The problem of scale
This is where things are hampered by the second of the two big challenges: scale. “It would be great if social media and technology companies could automatically scan every video uploaded to their website, but the reality is that it’s nearly impossible given the amount of video content that is uploaded every day,” Hosler said.
According to stats from May 2019, around 500 hours of video is uploaded to YouTube every single minute of the day. This makes manual detection difficult, but immediate action necessary. “We can’t rely on technology companies having infinite resources,” Hosler said.
“The current [anti-deepfake] technology isn’t yet ready to be used by the average person.”
Recently, there has been more of a concerted push to make platforms like Facebook legally responsible for the content that they host. Whether or not these proposals amount to anything remains to be seen. When it comes to deepfakes, it’s a far more challenging ask than monitoring for certain keywords in posts or links to less desirable websites.

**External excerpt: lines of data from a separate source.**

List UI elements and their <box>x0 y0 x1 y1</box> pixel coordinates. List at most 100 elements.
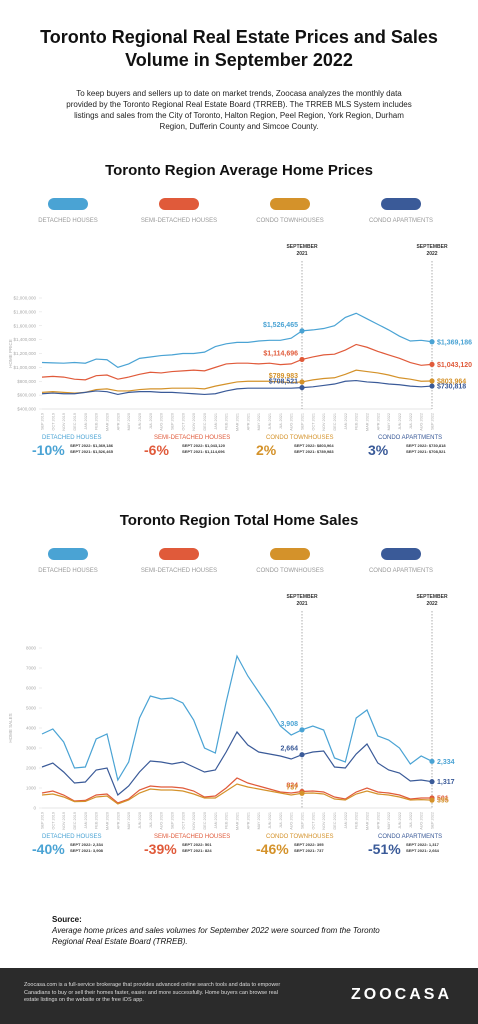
summary-heading: CONDO TOWNHOUSES <box>266 834 333 840</box>
summary-heading: CONDO APARTMENTS <box>378 834 442 840</box>
point-marker <box>299 752 305 758</box>
data-label: 395 <box>437 798 449 805</box>
data-label: 501 <box>437 795 449 802</box>
y-tick-label: 2000 <box>26 766 37 771</box>
x-tick-label: APR 2021 <box>246 812 250 829</box>
legend-label: CONDO APARTMENTS <box>369 568 433 574</box>
footer: Zoocasa.com is a full-service brokerage … <box>0 968 478 1024</box>
legend-swatch <box>159 548 199 560</box>
point-marker <box>429 339 435 345</box>
y-tick-label: $1,200,000 <box>13 351 36 356</box>
x-tick-label: MAR 2020 <box>106 812 110 830</box>
annotation-label: SEPTEMBER <box>416 244 448 250</box>
y-tick-label: 8000 <box>26 646 37 651</box>
series-line <box>41 777 433 804</box>
x-tick-label: APR 2020 <box>116 413 120 430</box>
point-marker <box>299 790 305 796</box>
x-tick-label: SEP 2020 <box>171 413 175 430</box>
data-label: 2,664 <box>280 746 298 753</box>
data-label: 1,317 <box>437 779 455 786</box>
data-label: $789,983 <box>269 373 298 380</box>
source-label: Source: <box>52 915 82 924</box>
page-title: Toronto Regional Real Estate Prices and … <box>40 27 438 70</box>
logo: ZOOCASA <box>351 986 452 1003</box>
annotation-label: 2022 <box>426 251 437 257</box>
summary-line: SEPT 2022: $730,818 <box>406 443 446 448</box>
legend-swatch <box>48 198 88 210</box>
data-label: $1,114,696 <box>263 350 298 357</box>
x-tick-label: NOV 2020 <box>192 812 196 830</box>
summary-line: SEPT 2022: $1,043,120 <box>182 443 226 448</box>
x-tick-label: JUN 2021 <box>268 812 272 829</box>
source: Source: Average home prices and sales vo… <box>52 914 412 947</box>
x-tick-label: FEB 2022 <box>355 413 359 430</box>
footer-text: Zoocasa.com is a full-service brokerage … <box>24 982 281 1003</box>
x-tick-label: MAY 2020 <box>127 812 131 829</box>
x-tick-label: NOV 2020 <box>192 413 196 431</box>
point-marker <box>429 797 435 803</box>
y-tick-label: $2,000,000 <box>13 296 36 301</box>
summary-line: SEPT 2022: 501 <box>182 842 212 847</box>
series-line <box>41 343 433 381</box>
summary-line: SEPT 2021: 737 <box>294 848 324 853</box>
series-line <box>41 312 433 369</box>
y-tick-label: $400,000 <box>17 407 36 412</box>
x-tick-label: OCT 2020 <box>181 812 185 829</box>
data-label: $803,964 <box>437 378 466 385</box>
point-marker <box>429 383 435 389</box>
y-axis-title: HOME PRICE <box>8 339 13 368</box>
x-tick-label: APR 2020 <box>116 812 120 829</box>
x-tick-label: AUG 2022 <box>420 413 424 431</box>
summary-line: SEPT 2021: 3,908 <box>70 848 104 853</box>
x-tick-label: DEC 2020 <box>203 812 207 830</box>
annotation-label: SEPTEMBER <box>286 594 318 600</box>
summary-line: SEPT 2021: 824 <box>182 848 212 853</box>
summary-heading: CONDO TOWNHOUSES <box>266 435 333 441</box>
x-tick-label: JUN 2021 <box>268 413 272 430</box>
series-line <box>41 730 433 796</box>
x-tick-label: APR 2022 <box>376 812 380 829</box>
point-marker <box>429 758 435 764</box>
series-line <box>41 654 433 782</box>
x-tick-label: MAR 2021 <box>236 812 240 830</box>
x-tick-label: MAY 2021 <box>257 413 261 430</box>
summary-change: 2% <box>256 442 277 458</box>
x-tick-label: SEP 2021 <box>301 812 305 829</box>
x-tick-label: MAR 2020 <box>106 413 110 431</box>
legend-label: CONDO TOWNHOUSES <box>256 568 323 574</box>
data-label: 737 <box>286 784 298 791</box>
x-tick-label: SEP 2020 <box>171 812 175 829</box>
summary-heading: SEMI-DETACHED HOUSES <box>154 834 230 840</box>
x-tick-label: JAN 2022 <box>344 812 348 829</box>
point-marker <box>429 361 435 367</box>
y-tick-label: $1,800,000 <box>13 309 36 314</box>
annotation-label: 2021 <box>296 251 307 257</box>
x-tick-label: AUG 2020 <box>160 413 164 431</box>
x-tick-label: DEC 2021 <box>333 812 337 830</box>
x-tick-label: MAY 2020 <box>127 413 131 430</box>
legend-label: SEMI-DETACHED HOUSES <box>141 218 217 224</box>
summary-change: -40% <box>32 841 65 857</box>
x-tick-label: AUG 2021 <box>290 812 294 830</box>
x-tick-label: AUG 2021 <box>290 413 294 431</box>
x-tick-label: JUL 2020 <box>149 812 153 828</box>
point-marker <box>299 356 305 363</box>
annotation-label: SEPTEMBER <box>286 244 318 250</box>
x-tick-label: NOV 2021 <box>322 413 326 431</box>
x-tick-label: JAN 2020 <box>84 413 88 430</box>
y-tick-label: 6000 <box>26 686 37 691</box>
summary-change: -46% <box>256 841 289 857</box>
x-tick-label: OCT 2021 <box>311 812 315 829</box>
summary-change: -39% <box>144 841 177 857</box>
annotation-label: SEPTEMBER <box>416 594 448 600</box>
summary-line: SEPT 2021: $789,983 <box>294 449 334 454</box>
y-tick-label: $1,400,000 <box>13 337 36 342</box>
legend-swatch <box>381 198 421 210</box>
y-tick-label: 5000 <box>26 706 37 711</box>
data-label: $1,526,465 <box>263 322 298 329</box>
data-label: 3,908 <box>280 721 298 728</box>
summary-change: 3% <box>368 442 389 458</box>
x-tick-label: JUL 2021 <box>279 413 283 429</box>
x-tick-label: MAY 2022 <box>387 812 391 829</box>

Politicians are quickly embracing deepfakes as one of the big challenges to be solved, however. And they’ve got the theoretical solutions to help. For example, New York Democratic Representative Yvette Clarke has suggested that media which is altered must be labeled as such using a watermark. Not labelling your video correctly would result in civil and criminal penalties for the creator or uploader.
Meanwhile, the California Legislature is considering a bill that would prohibit a person or entity from knowingly distributing deceptive audio or visual media of a candidate within 60 days of an election. Again, however, the aspect of intent is tricky to quantify. As the bill notes, it would not represent a blanket ban on political deepfakes, but rather be aimed at those, “with the intent to injure the candidate’s reputation or to deceive a voter into voting for or against the candidate.” It would also presumably be difficult to use this to rule against deepfakes created outside of the U.S.
With plenty of concern, but no solutions quite ready to go the battle over deepfakes will continue. What would be the ideal solution? On the technological front, some kind of robust, real-time tool for blocking or calling attention to questionable videos would surely be desirable. But education focused on raising awareness of the risks of deepfakes is also important. And while all of this is going on, hopefully researchers will be holed up developing the tools which could one day be baked into browsers or built into system backends to ensure that deepfake news is kept at bay.
“The current technology isn’t yet ready to be used by the average person,” Hosler said. “The good news is that, in the hands of an expert, these tools can be hugely informative, and effective in fighting the spread of misinformation. For now, we will have to take everything on a case-by-base basis, but we will continue to pursue tools that are accurate and accessible to everyone.”